The Russian language is divided into two main dialects - North Great Russian and South Great Russian, between which Middle Great Russian dialects stretch in a narrow strip from the gray-west to the south-east, forming a passage between the two dialects. Transitional dialects for the most part have a northern basis, on which later (after the 16th century) southern Russian features were layered.

The Northern Great Russian dialect is characterized by three main features that are common to all its dialects: okanie, distinction of vowels a and about not only under stress, but also in unstressed positions, with the presence G explosive and - t(solid) at the end of the 3rd person of the present tense of verbs. There are also clatters and clatters (no distinction c and h).

The South Great Russian dialect is characterized by akany, the presence of fricative g and -t "(soft) in the 3rd person of verbs. Yakan is characteristic.

4.2 Ukrainian language

Ukrainian graphics are basically the same as in Russian. The peculiarity of e is, first of all, the absence of letters e, b, s, e. For transmission yo in Ukrainian the combination is used yo and yo. In the meaning of separating solid b an apostrophe is used.

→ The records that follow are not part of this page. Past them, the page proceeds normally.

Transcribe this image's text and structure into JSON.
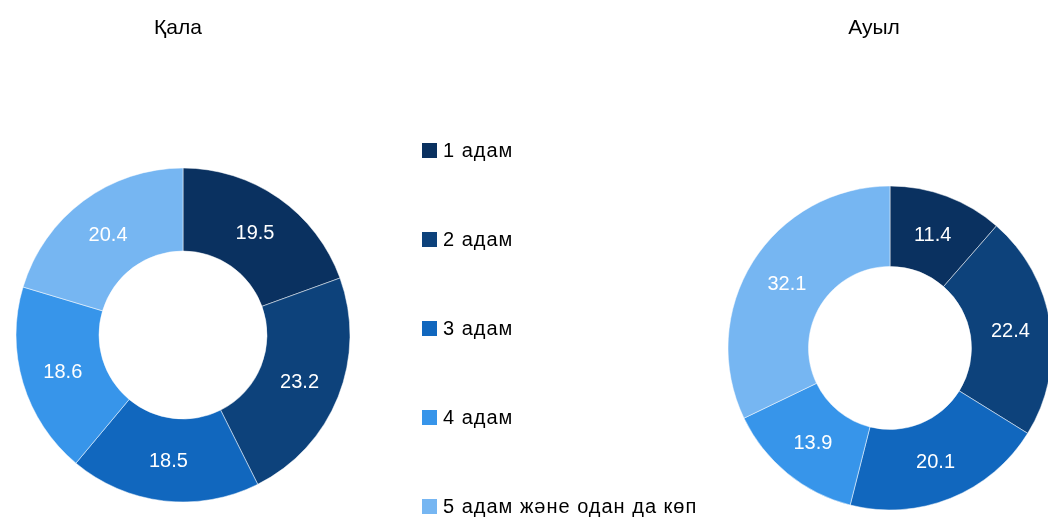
{
  "chart_data": {
    "type": "donut",
    "categories": [
      "1 адам",
      "2 адам",
      "3 адам",
      "4 адам",
      "5 адам және одан да көп"
    ],
    "colors": [
      "#0a3160",
      "#0d427b",
      "#1167be",
      "#3795ea",
      "#76b6f2"
    ],
    "series": [
      {
        "name": "Қала",
        "values": [
          19.5,
          23.2,
          18.5,
          18.6,
          20.4
        ]
      },
      {
        "name": "Ауыл",
        "values": [
          11.4,
          22.4,
          20.1,
          13.9,
          32.1
        ]
      }
    ],
    "data_labels": true,
    "legend": "right"
  }
}
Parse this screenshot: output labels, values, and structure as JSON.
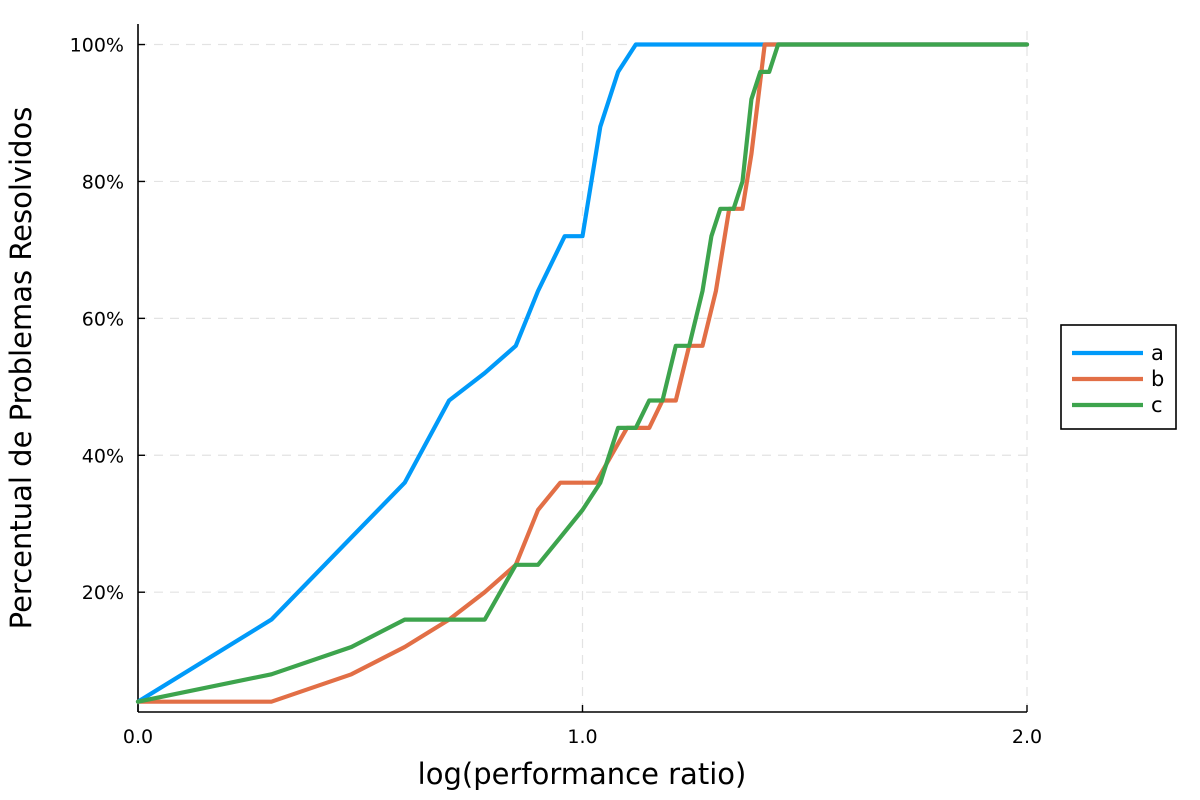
{
  "chart_data": {
    "type": "line",
    "xlabel": "log(performance ratio)",
    "ylabel": "Percentual de Problemas Resolvidos",
    "xlim": [
      0,
      2
    ],
    "ylim": [
      2.5,
      103
    ],
    "x_ticks": [
      {
        "value": 0,
        "label": "0.0"
      },
      {
        "value": 1,
        "label": "1.0"
      },
      {
        "value": 2,
        "label": "2.0"
      }
    ],
    "y_ticks": [
      {
        "value": 20,
        "label": "20%"
      },
      {
        "value": 40,
        "label": "40%"
      },
      {
        "value": 60,
        "label": "60%"
      },
      {
        "value": 80,
        "label": "80%"
      },
      {
        "value": 100,
        "label": "100%"
      }
    ],
    "grid": true,
    "legend_position": "right",
    "series": [
      {
        "name": "a",
        "color": "#009af9",
        "points": [
          [
            0,
            4
          ],
          [
            0.3,
            16
          ],
          [
            0.48,
            28
          ],
          [
            0.6,
            36
          ],
          [
            0.7,
            48
          ],
          [
            0.78,
            52
          ],
          [
            0.85,
            56
          ],
          [
            0.9,
            64
          ],
          [
            0.96,
            72
          ],
          [
            1.0,
            72
          ],
          [
            1.04,
            88
          ],
          [
            1.08,
            96
          ],
          [
            1.12,
            100
          ],
          [
            2.0,
            100
          ]
        ]
      },
      {
        "name": "b",
        "color": "#e26f46",
        "points": [
          [
            0,
            4
          ],
          [
            0.3,
            4
          ],
          [
            0.48,
            8
          ],
          [
            0.6,
            12
          ],
          [
            0.7,
            16
          ],
          [
            0.78,
            20
          ],
          [
            0.85,
            24
          ],
          [
            0.9,
            32
          ],
          [
            0.95,
            36
          ],
          [
            1.03,
            36
          ],
          [
            1.1,
            44
          ],
          [
            1.15,
            44
          ],
          [
            1.18,
            48
          ],
          [
            1.21,
            48
          ],
          [
            1.24,
            56
          ],
          [
            1.27,
            56
          ],
          [
            1.3,
            64
          ],
          [
            1.33,
            76
          ],
          [
            1.36,
            76
          ],
          [
            1.38,
            84
          ],
          [
            1.41,
            100
          ],
          [
            2.0,
            100
          ]
        ]
      },
      {
        "name": "c",
        "color": "#3da44d",
        "points": [
          [
            0,
            4
          ],
          [
            0.3,
            8
          ],
          [
            0.48,
            12
          ],
          [
            0.6,
            16
          ],
          [
            0.78,
            16
          ],
          [
            0.85,
            24
          ],
          [
            0.9,
            24
          ],
          [
            0.95,
            28
          ],
          [
            1.0,
            32
          ],
          [
            1.04,
            36
          ],
          [
            1.08,
            44
          ],
          [
            1.12,
            44
          ],
          [
            1.15,
            48
          ],
          [
            1.18,
            48
          ],
          [
            1.21,
            56
          ],
          [
            1.24,
            56
          ],
          [
            1.27,
            64
          ],
          [
            1.29,
            72
          ],
          [
            1.31,
            76
          ],
          [
            1.34,
            76
          ],
          [
            1.36,
            80
          ],
          [
            1.38,
            92
          ],
          [
            1.4,
            96
          ],
          [
            1.42,
            96
          ],
          [
            1.44,
            100
          ],
          [
            2.0,
            100
          ]
        ]
      }
    ]
  }
}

The territory of the Ukrainian language is divided into three dialects: northern (to the north from the line Sudzha - Sumy - Kanev - Belaya Tserkov - Zhytormir - Vladimir-Volynsky), southwestern and southeastern (the border between them goes from Skvyra through Uman, Ananiev to the lower currents of the Dniester). The southeastern dialect formed the basis of the Ukrainian literary language. Its features basically coincide with the system of the literary language.

4.3 Belarusian language

The Belarusian alphabet differs from the Russian one in the following features: the vowel th always denoted by the letter i; letter b is absent and the separating value is conveyed by an apostrophe; an accent is used to convey a non-syllable y; missing letter sch, since there is no such sound in Belarusian, but there is a combination shh. The Belarusian spelling is based on the phonetic principle.

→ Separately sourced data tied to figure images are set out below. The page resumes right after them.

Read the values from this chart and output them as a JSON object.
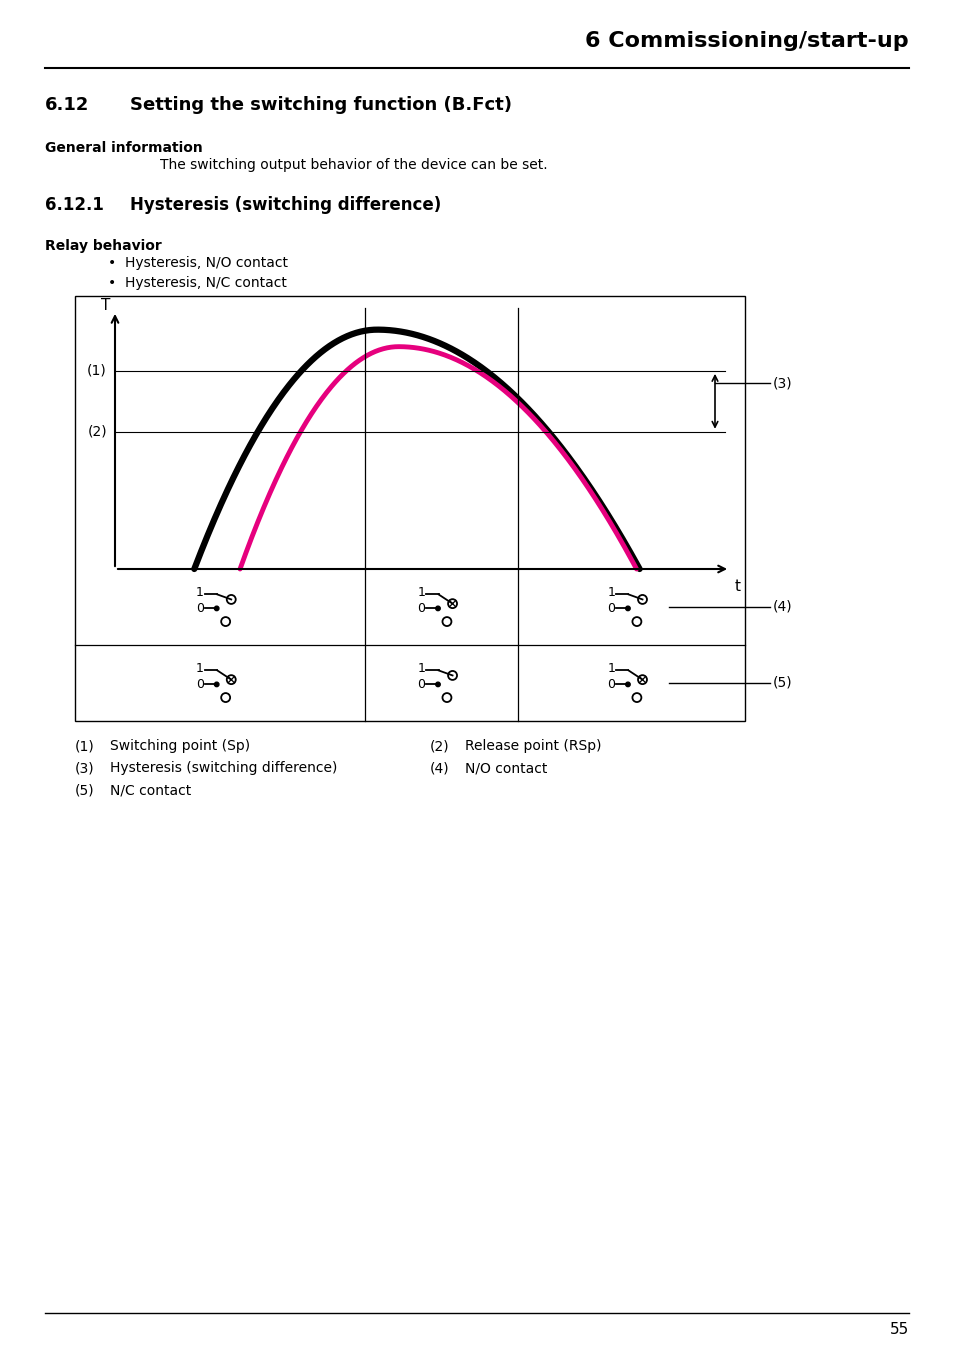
{
  "page_title": "6 Commissioning/start-up",
  "section_num": "6.12",
  "section_text": "Setting the switching function (B.Fct)",
  "general_info_label": "General information",
  "general_info_text": "The switching output behavior of the device can be set.",
  "subsection_num": "6.12.1",
  "subsection_text": "Hysteresis (switching difference)",
  "relay_behavior_label": "Relay behavior",
  "bullet_1": "Hysteresis, N/O contact",
  "bullet_2": "Hysteresis, N/C contact",
  "cap1_num": "(1)",
  "cap1_text": "Switching point (Sp)",
  "cap2_num": "(2)",
  "cap2_text": "Release point (RSp)",
  "cap3_num": "(3)",
  "cap3_text": "Hysteresis (switching difference)",
  "cap4_num": "(4)",
  "cap4_text": "N/O contact",
  "cap5_num": "(5)",
  "cap5_text": "N/C contact",
  "page_number": "55",
  "bg_color": "#ffffff",
  "black": "#000000",
  "magenta": "#e6007e",
  "black_lw": 4.5,
  "magenta_lw": 3.5
}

Territory Belarusian language subdivided into two dialects: southwestern and northeastern. The approximate border between them goes along the Vilnos-Minsk-Rogachev-Gomel line. The principle of division is the character of akanya and some other phonetic features. The southwestern dialect is characterized primarily by non-dissimilative yak and yak. It should be noted that on the border with the Ukrainian language there is a wide band of transitional Ukrainian-Belarusian dialects.

Slavic language phonetic morphological

Conclusion

The emergence of Slavic writing in the second half of the 9th century. (863) was of great importance for the development of Slavic culture. A very perfect graphic system was created for one of the types of Slavic speech, work began on translating some parts of the Bible and creating other liturgical texts. Old Church Slavonic became the common language due to Western influence and the conversion to Catholicism. Therefore, the further use of the Old Church Slavonic language is associated primarily with the Slavic south and east. The use of Old Church Slavonic as a literary language led to the fact that this language was primarily subjected to grammatical processing.

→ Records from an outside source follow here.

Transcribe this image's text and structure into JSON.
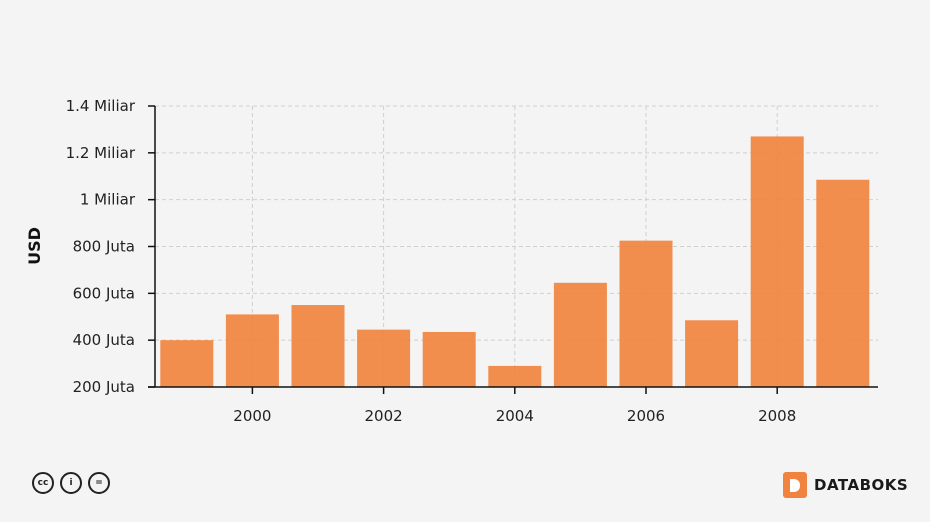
{
  "chart_data": {
    "type": "bar",
    "categories": [
      "1999",
      "2000",
      "2001",
      "2002",
      "2003",
      "2004",
      "2005",
      "2006",
      "2007",
      "2008",
      "2009"
    ],
    "values": [
      400000000,
      510000000,
      550000000,
      445000000,
      435000000,
      290000000,
      645000000,
      825000000,
      485000000,
      1270000000,
      1085000000
    ],
    "xlabel": "",
    "ylabel": "USD",
    "ylim": [
      200000000,
      1400000000
    ],
    "y_ticks": [
      200000000,
      400000000,
      600000000,
      800000000,
      1000000000,
      1200000000,
      1400000000
    ],
    "y_tick_labels": [
      "200 Juta",
      "400 Juta",
      "600 Juta",
      "800 Juta",
      "1 Miliar",
      "1.2 Miliar",
      "1.4 Miliar"
    ],
    "x_ticks": [
      "2000",
      "2002",
      "2004",
      "2006",
      "2008"
    ],
    "grid": true,
    "bar_color": "#f0843f"
  },
  "footer": {
    "license_icons": [
      "cc-icon",
      "by-icon",
      "nd-icon"
    ],
    "license_glyphs": [
      "cc",
      "i",
      "="
    ],
    "brand_name": "DATABOKS",
    "brand_color": "#f0833f"
  }
}
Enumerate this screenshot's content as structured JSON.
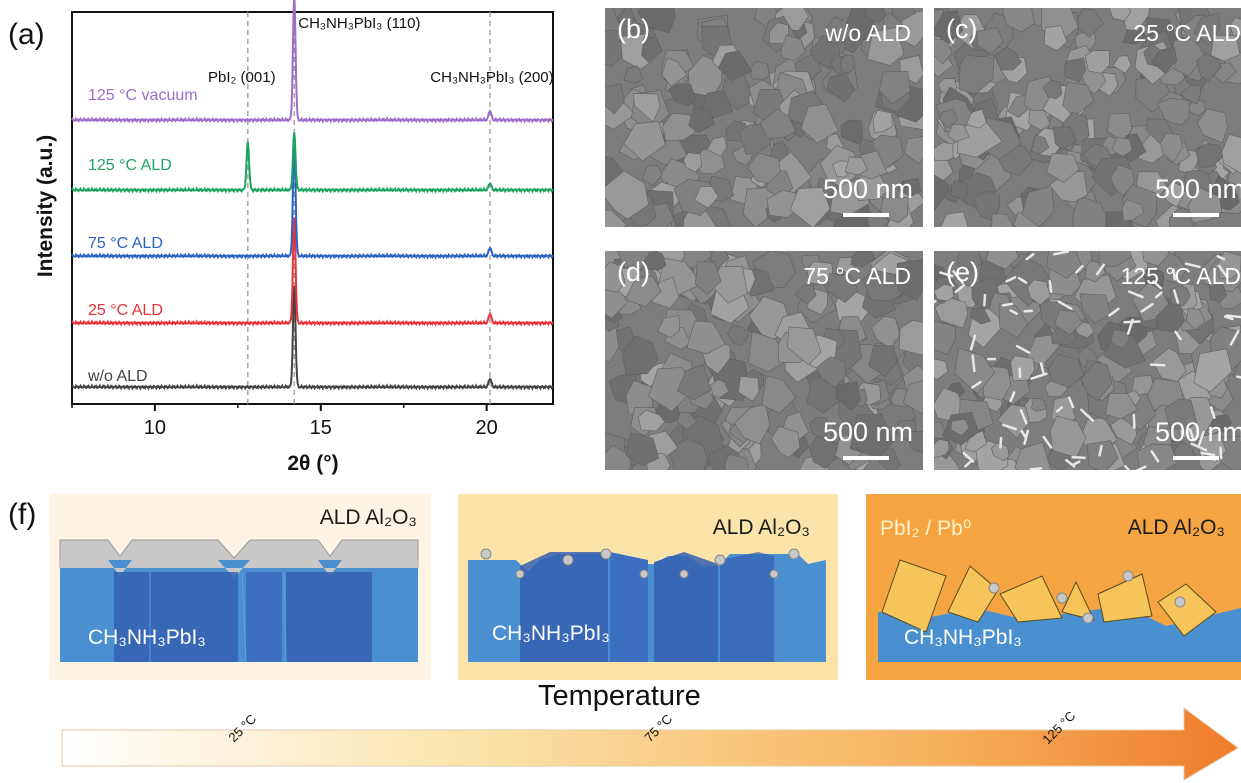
{
  "panels": {
    "a": "(a)",
    "b": "(b)",
    "c": "(c)",
    "d": "(d)",
    "e": "(e)",
    "f": "(f)"
  },
  "chart_data": {
    "type": "line",
    "xlabel": "2θ (°)",
    "ylabel": "Intensity (a.u.)",
    "xlim": [
      7.5,
      22
    ],
    "xticks": [
      "10",
      "15",
      "20"
    ],
    "x_tick_values": [
      10,
      15,
      20
    ],
    "reference_lines": [
      {
        "x": 12.8,
        "label": "PbI₂ (001)"
      },
      {
        "x": 14.2,
        "label": "CH₃NH₃PbI₃ (110)"
      },
      {
        "x": 20.1,
        "label": "CH₃NH₃PbI₃ (200)"
      }
    ],
    "series": [
      {
        "name": "w/o ALD",
        "color": "#444444",
        "peaks": [
          {
            "x": 14.2,
            "height": 2.1
          },
          {
            "x": 20.1,
            "height": 0.18
          }
        ]
      },
      {
        "name": "25 °C ALD",
        "color": "#e8323c",
        "peaks": [
          {
            "x": 14.2,
            "height": 2.2
          },
          {
            "x": 20.1,
            "height": 0.2
          }
        ]
      },
      {
        "name": "75 °C ALD",
        "color": "#2a63c4",
        "peaks": [
          {
            "x": 14.2,
            "height": 2.4
          },
          {
            "x": 20.1,
            "height": 0.18
          }
        ]
      },
      {
        "name": "125 °C ALD",
        "color": "#1fa463",
        "peaks": [
          {
            "x": 12.8,
            "height": 1.0
          },
          {
            "x": 14.2,
            "height": 1.2
          },
          {
            "x": 20.1,
            "height": 0.15
          }
        ]
      },
      {
        "name": "125 °C vacuum",
        "color": "#9b6fc8",
        "peaks": [
          {
            "x": 14.2,
            "height": 2.6
          },
          {
            "x": 20.1,
            "height": 0.2
          }
        ]
      }
    ]
  },
  "sem": [
    {
      "panel": "(b)",
      "condition": "w/o ALD",
      "scale": "500 nm"
    },
    {
      "panel": "(c)",
      "condition": "25 °C ALD",
      "scale": "500 nm"
    },
    {
      "panel": "(d)",
      "condition": "75 °C ALD",
      "scale": "500 nm"
    },
    {
      "panel": "(e)",
      "condition": "125 °C ALD",
      "scale": "500 nm"
    }
  ],
  "schematic": {
    "panel1": {
      "layer": "ALD Al₂O₃",
      "crystal": "CH₃NH₃PbI₃"
    },
    "panel2": {
      "layer": "ALD Al₂O₃",
      "crystal": "CH₃NH₃PbI₃"
    },
    "panel3": {
      "layer": "ALD Al₂O₃",
      "crystal": "CH₃NH₃PbI₃",
      "byproduct": "PbI₂ / Pb⁰"
    },
    "temperature_title": "Temperature",
    "ticks": [
      "25 °C",
      "75 °C",
      "125 °C"
    ],
    "colors": {
      "low": "#fdf4e6",
      "mid": "#fbe3aa",
      "high": "#f5a442",
      "crystal": "#4a90d0",
      "crystal_dark": "#3560b0",
      "al2o3": "#c8c8c8",
      "pbi2": "#f6c55a"
    }
  }
}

The Proto-Slavic language has experienced a long history. It was during the existence of the Proto-Slavic language that all the main characteristics Slavic languages. Among these phenomena, the main phonetic and morphological changes should be noted.

Literature

1. Kondrashov N.A. Slavic languages: Proc. Manual for students of philol. special, ped, in-comrade. - 3rd edition, remastered. and additional - M.: Enlightenment, 1986.

2. Linguistic encyclopedic Dictionary edited by V.N. Yartseva

3. Kuznetsov P. S. Essays on the morphology of the Proto-Slavic language. M., 1961.

4. Nachtigal R. Slavic languages. M., 1963

5. Meie A. Common Slavic language, trans. from French, Moscow, 1951.

6. Trubachev O.N. Ethnogenesis and culture of the ancient Slavs: linguistic studies. M., 1991.